Die drei ??? Kids (60) – Gespensterjagd

Titel: Die drei ???? Kids (60) – Gespensterjagd / Verlag: Europa / Spielzeit: ca. 70 min / Sprecher:  Jannik Schürmann, Robert Missler, Tommi Piper, Bert Franzke ua

Inhalt: Im großen Kino von Rocky Beach spukt es! Doch nicht nur dort, überall in der Stadt tauchen plötzlich geisterhafte Gestalten auf. Und das alles an Halloween! Die drei ??? Kids gehen auf Gespensterjagd.


Halloween steht vor der Tür und da gehen viele Hörspielserien einfach mal ganz mit der Zeit. So wie die um die drei jungen Detektive. Skelette halten Rocky Beach in Atem, eine alte Frau spricht von ebenso alten Flüchen und Geschichten. Dem müssen die Freunde natürlich gleich nachgehen.
Trotz Skeletten und Flüchen geht es hier nur ganz minimal unheimlich zu. Das ist für die jungen Hörer genau richtig und Eltern haben in dieser Hinsicht nichts zu befürchten. Ältere Hörer werden hier und da dagegen schon ein bisschen die Augen verdrehen. Denn während man von vielen anderen Folgen durchaus ernsthaftere Ermittlungen und Fälle gewöhnt ist, geht es hier mitunter schon ein bisschen arg albern zu. Alleine, wenn ich nur an den Titel des zweiten Films denke, der im Kino läuft. Oder wie die drei Freunde sich verkleiden und unter das Halloweenvolk mischen. Aber hey, die Geschichten sind für Kinder, da lässt man dann einfach mal Fünfe gerade sein.
Ein Rätsel ist es natürlich trotzdem, was da in der Stadt vor sich geht. Und die Hintergründe sind im Gegensatz zum vordergründigen Geschehen durchaus ernsthaft zu nennen. Darüber kann man sich spätestens bei der Auflösung ruhig auch mal ein paar Gedanken machen.
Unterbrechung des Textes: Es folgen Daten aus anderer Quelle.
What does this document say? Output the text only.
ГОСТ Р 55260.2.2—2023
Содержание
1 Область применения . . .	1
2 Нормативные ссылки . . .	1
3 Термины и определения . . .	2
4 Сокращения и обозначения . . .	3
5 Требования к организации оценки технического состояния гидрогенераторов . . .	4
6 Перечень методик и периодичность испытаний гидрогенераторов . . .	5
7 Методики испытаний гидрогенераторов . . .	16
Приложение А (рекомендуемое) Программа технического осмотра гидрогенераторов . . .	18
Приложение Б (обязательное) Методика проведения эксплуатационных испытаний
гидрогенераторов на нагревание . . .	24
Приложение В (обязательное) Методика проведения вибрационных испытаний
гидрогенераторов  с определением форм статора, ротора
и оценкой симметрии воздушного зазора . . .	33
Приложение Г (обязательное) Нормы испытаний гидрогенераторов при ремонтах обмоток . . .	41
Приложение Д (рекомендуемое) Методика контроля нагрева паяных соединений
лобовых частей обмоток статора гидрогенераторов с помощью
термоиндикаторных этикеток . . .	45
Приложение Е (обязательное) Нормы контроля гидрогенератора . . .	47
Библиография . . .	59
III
Ernst Meincke und Irmelin Krause-Latarius ergeben als Ehepaar Collodi und tolles Gespann. Sie klingen ein bisschen kauzig, aber sympathisch und nehmen einen so schnell für sich ein. Elmar Gutmann dagegen vermittelt einem einen weniger netten Eindruck seiner Figur. In einer Szene darf sich Tim Kreuer mal wieder als Skinny Norris durch das Geschehen ekeln, was er bewährt gut macht.

Musik und Geräusche kommen daher wie gewohnt. Auch das nimmt der Story nochmal die Chance darauf, wirklich gruselig zu sein.

Die Szene vom Cover gibt es so nicht in der Geschichte. Justus und Bob sind es nicht, die im Kino angesichts der Skelette Panik kriegen. Neugierig macht das Motiv aber schon. Das Skelett fällt einem schließlich sofort ins Auge und man fragt sich gleich, was es damit auf sich hat.

Fazit:  Eine schöne Geschichte zu Halloween, die nie wirklich gruselig ist. Da können die Eltern der jungen Hörer bedenkenlos zugreifen. Das Rätsel um die Skelette ist ganz nett und die Hintegründe und die Auflösung regen durchaus  zum Nachdenken an.